Até onde vai a responsabilidade de um artista por sua obra? É importante apenas fazer um trabalho de qualidade ou é essencial que ele também esteja de acordo com os princípios e valores de quem o criou?

Scott Benson, animador autoral com obras de destaque no momento, como Man And Cat At The End Of The World, colocou esta discussão em pauta ao lançar no seu canal do Vimeo a animação Rebranding.
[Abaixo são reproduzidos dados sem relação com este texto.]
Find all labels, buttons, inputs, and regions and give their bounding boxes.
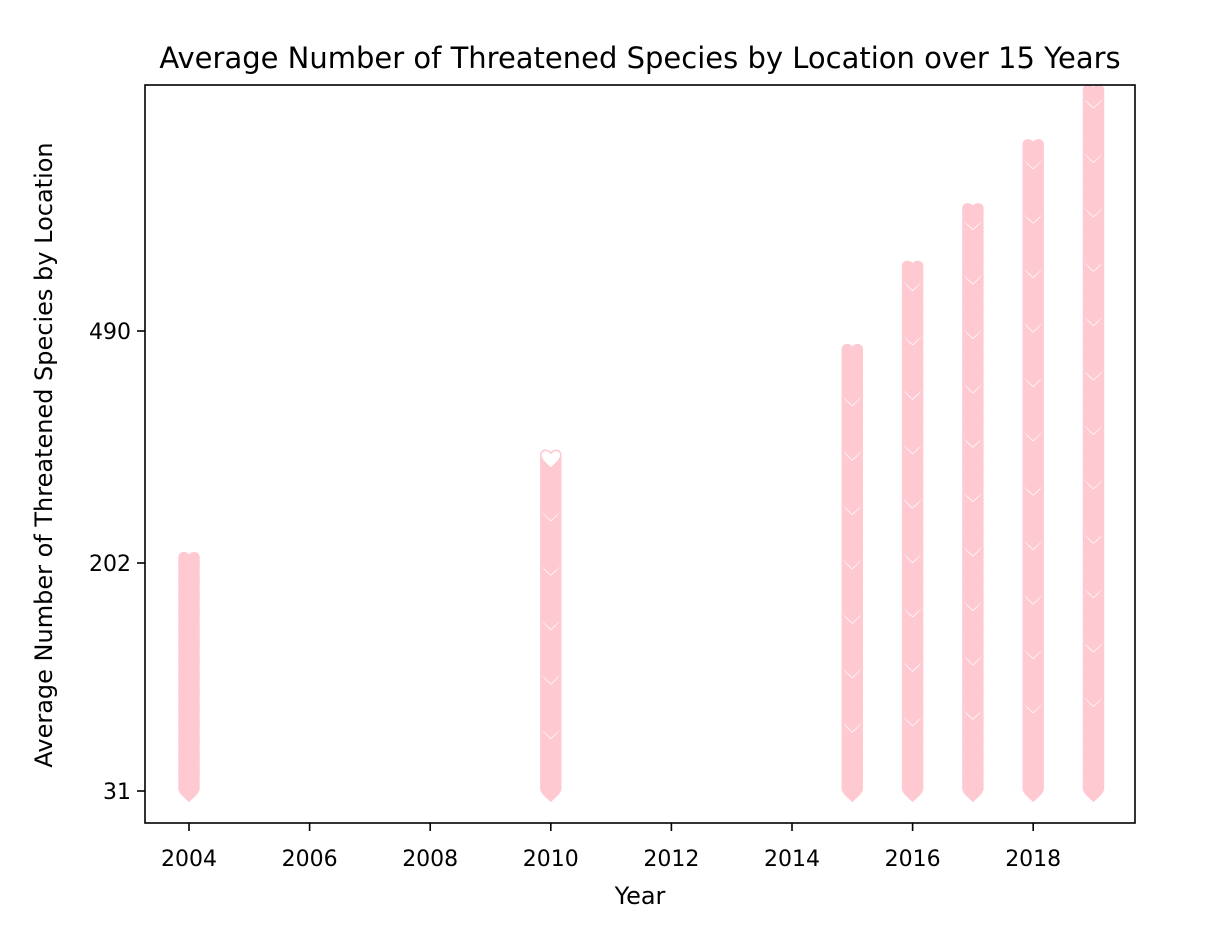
y-axis-ticks: 31 202 490 (89, 320, 145, 805)
heart-point (178, 551, 200, 572)
y-axis-label: Average Number of Threatened Species by … (30, 142, 58, 767)
x-tick-label: 2016 (885, 847, 941, 872)
y-tick-label: 490 (89, 320, 131, 345)
heart-point (539, 449, 562, 470)
heart-point (1082, 84, 1105, 105)
heart-point (962, 203, 984, 223)
x-tick-label: 2008 (402, 847, 458, 872)
plot-area (145, 85, 1135, 823)
x-tick-label: 2006 (282, 847, 338, 872)
data-points (178, 84, 1105, 803)
x-tick-label: 2010 (523, 847, 579, 872)
heart-point (841, 343, 864, 364)
x-axis-ticks: 2004 2006 2008 2010 2012 2014 2016 2018 (161, 823, 1061, 872)
x-tick-label: 2004 (161, 847, 217, 872)
heart-point (1022, 139, 1044, 159)
x-axis-label: Year (614, 882, 666, 910)
y-tick-label: 202 (89, 552, 131, 577)
chart-title: Average Number of Threatened Species by … (159, 41, 1120, 75)
x-tick-label: 2014 (764, 847, 820, 872)
plot-frame (144, 84, 1136, 824)
x-tick-label: 2012 (643, 847, 699, 872)
x-tick-label: 2018 (1005, 847, 1061, 872)
y-tick-label: 31 (103, 780, 131, 805)
heart-point (901, 260, 924, 281)
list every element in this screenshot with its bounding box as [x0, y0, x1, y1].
Neste curta, Benson “promove” a segregação, utilizando uma estética limpa, bela e infantil. Ele quase te convence que a intolerância é um bom caminho.

No final do vídeo, entretanto, o autor lança perguntas como “O que você está vendendo?”. Scott prolonga o debate em uma entrevista para o site Motionographer:

“Como artistas, animadores, designers e outros criativos, muitas vezes somos chamados a emprestar os nossos talentos e habilidades para dar uma cara nova a um produto, uma empresa, ou uma ideia. Fazemos anúncios de campanhas políticas e comerciais de refrigerantes. Doamos nosso tempo para promover pequenas coisas que nos fazem sentir bem e trabalhamos para a reformulação de algumas das piores corporações do mundo.”

Ilustra de Scott Benson

Uma das ilustrações autorais de Scott Benson, seu retrato de uma baleia

No ANIMA MUNDI há a categoria de Melhor Portifólio, em que são selecionadas as melhores animações feitas “por encomenda” para algum cliente, seja um clipe para uma banda ou uma publicidade para uma empresa.

O filme que levou o segundo lugar da categoria Portifólio em 2009 foi a propaganda da Coca-Cola, intitulada Videogame, da dupla Smith & Foulkes. A animação tem qualidade técnica, uma paródia estética dos videogames, além de um roteiro interessante. Muitas pessoas criticam as ações tomadas pela empresa Coca-Cola, mas isso exclui as qualidades da animação ganhadora do ANIMA MUNDI?